UbuHow better to kick off San Diego’s first-ever Fringe Festival than with a play that’s zany and bawdy, features human and puppet grotesques, and has a century-old absurdist pedigree? “Ubu Roi” (King Ubu) by French author Alfred Jarry  premiered officially in 1896 (unofficially, Jarry staged it as a puppet play in 1888 when he was 15) and became a modernist classic. Max Fischer Players offered its version of Jarry’s play at –  in fact, all over – the Searsucker restaurant on 5th Avenue this afternoon, as the first performance in the Fringe Festival, which runs through this weekend. (The show repeats at 2:30 p.m. Friday and Saturday.)

The San Diego-based Max Fischer company has been around for just a year, which makes their “Ubu” even more stunning.

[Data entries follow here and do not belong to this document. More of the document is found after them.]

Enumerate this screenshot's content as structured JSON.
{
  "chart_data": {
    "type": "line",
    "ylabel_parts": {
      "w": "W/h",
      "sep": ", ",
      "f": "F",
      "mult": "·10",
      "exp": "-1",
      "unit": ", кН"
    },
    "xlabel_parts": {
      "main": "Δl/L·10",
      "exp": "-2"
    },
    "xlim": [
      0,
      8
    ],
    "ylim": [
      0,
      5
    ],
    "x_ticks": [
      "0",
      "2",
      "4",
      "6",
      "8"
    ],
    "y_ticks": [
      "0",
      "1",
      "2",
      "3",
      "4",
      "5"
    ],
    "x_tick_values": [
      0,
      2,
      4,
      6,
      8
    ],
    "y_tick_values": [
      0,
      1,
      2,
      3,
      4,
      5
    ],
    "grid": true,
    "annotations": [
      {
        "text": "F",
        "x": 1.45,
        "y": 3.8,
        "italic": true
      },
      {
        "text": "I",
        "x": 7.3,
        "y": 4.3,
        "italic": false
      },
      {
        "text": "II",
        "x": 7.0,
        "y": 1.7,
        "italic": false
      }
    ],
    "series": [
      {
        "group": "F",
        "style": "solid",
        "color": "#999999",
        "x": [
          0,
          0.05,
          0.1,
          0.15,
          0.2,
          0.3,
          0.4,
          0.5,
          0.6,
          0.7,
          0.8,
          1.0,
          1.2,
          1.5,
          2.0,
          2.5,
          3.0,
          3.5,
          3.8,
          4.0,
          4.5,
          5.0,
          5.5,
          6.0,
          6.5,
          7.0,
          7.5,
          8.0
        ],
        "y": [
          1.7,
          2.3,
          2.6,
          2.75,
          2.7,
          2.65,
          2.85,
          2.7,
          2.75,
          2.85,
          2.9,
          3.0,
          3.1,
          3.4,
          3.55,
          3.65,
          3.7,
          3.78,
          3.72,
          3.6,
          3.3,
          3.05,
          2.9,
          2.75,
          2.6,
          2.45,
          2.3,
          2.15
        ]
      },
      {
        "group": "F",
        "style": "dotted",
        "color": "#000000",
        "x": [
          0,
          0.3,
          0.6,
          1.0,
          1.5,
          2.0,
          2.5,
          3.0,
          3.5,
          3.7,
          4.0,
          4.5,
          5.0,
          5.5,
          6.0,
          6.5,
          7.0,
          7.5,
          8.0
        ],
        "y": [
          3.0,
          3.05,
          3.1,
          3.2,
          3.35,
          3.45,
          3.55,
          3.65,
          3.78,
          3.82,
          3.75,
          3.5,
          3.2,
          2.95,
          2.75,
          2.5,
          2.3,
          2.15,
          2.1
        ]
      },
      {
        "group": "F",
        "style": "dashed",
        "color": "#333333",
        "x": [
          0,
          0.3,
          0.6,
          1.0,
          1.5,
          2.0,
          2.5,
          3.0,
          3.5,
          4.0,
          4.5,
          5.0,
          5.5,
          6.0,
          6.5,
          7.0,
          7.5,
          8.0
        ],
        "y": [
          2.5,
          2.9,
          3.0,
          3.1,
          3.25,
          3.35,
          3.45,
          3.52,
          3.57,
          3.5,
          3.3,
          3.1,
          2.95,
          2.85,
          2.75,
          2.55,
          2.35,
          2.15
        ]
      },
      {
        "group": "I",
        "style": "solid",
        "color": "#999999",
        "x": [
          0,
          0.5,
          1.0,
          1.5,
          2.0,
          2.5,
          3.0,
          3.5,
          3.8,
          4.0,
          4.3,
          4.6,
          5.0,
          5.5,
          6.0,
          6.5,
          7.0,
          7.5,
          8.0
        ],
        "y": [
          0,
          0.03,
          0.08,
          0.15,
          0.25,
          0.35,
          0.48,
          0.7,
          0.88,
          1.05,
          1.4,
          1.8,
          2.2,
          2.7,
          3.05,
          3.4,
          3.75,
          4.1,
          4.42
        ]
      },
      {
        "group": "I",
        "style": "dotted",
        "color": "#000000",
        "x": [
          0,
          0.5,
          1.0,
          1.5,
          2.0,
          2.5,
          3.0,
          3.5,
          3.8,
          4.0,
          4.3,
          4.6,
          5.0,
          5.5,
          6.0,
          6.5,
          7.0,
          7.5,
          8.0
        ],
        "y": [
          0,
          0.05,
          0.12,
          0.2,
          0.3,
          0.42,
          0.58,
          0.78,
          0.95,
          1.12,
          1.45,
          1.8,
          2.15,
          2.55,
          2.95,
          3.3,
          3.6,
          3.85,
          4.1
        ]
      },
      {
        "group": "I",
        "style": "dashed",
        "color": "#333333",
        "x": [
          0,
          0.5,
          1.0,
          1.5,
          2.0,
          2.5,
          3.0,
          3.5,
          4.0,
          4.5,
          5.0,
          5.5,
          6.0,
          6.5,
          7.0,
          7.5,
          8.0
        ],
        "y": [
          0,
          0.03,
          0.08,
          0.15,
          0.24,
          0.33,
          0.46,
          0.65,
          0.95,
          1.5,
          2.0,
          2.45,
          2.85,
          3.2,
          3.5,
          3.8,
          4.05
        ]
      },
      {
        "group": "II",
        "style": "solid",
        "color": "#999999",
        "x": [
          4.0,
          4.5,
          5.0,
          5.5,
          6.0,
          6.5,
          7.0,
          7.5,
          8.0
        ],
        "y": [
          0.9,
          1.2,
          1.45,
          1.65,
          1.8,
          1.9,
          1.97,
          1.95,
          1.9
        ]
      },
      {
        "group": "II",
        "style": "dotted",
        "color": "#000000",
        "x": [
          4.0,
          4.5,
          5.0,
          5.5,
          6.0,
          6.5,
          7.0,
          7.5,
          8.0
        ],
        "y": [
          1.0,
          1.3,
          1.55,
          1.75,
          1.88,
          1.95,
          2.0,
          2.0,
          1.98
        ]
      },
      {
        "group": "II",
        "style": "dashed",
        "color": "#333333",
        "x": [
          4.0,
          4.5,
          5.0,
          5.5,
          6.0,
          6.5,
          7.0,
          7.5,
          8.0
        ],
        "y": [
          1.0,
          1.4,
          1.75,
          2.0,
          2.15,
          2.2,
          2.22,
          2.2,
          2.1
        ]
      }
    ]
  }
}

Using an original translation from the French by Ghislaine Schwartz, they get across the story about power-mad Pa and Ma Ubu, who kill the king and seize the throne and throw in enough slapstick and scatalogical humor to keep the fairly young kids in the audience entertained (and involved – there’s lots of audience participation).

Beyond the bathroom jokes, though, this is a complex, visually rich production. Occasional asides, for instance when Ubu explains that a joke works far better in the original French, or a bit of stage business is highlighted, are smart and funny. The costuming,  in part inspired by Jarry’s drawings of Ubu with his huge potbelly and conical hat, made me feel like I’d wandered into a Dadaist Halloween party.

And the puppets – designed by the Queen of San Diego puppetry, Lynn Jennings, and her colleagues at the San Diego Guild of Puppetry – are works of art. There are hand puppet soldiers, with mustaches and sideburns like Fidelistas; a Muppet-style king and queen; and a delicate wire horse head reminiscent of “War Horse.” For puppetry aficionados, there’s also a hilarious bit of object theater when Ubu, having seized power, subdues nobles represented by various fruits and vegetables by whacking them with a cleaver.

The show could definitely use some tightening. Billed as a 45-minute piece, it went for about half an hour longer than that. But at just one year old, Max Fischer Players is like a puppy, so goofy with its own creativity that it spills all over the place. Discipline will come eventually, though let’s hope not too soon.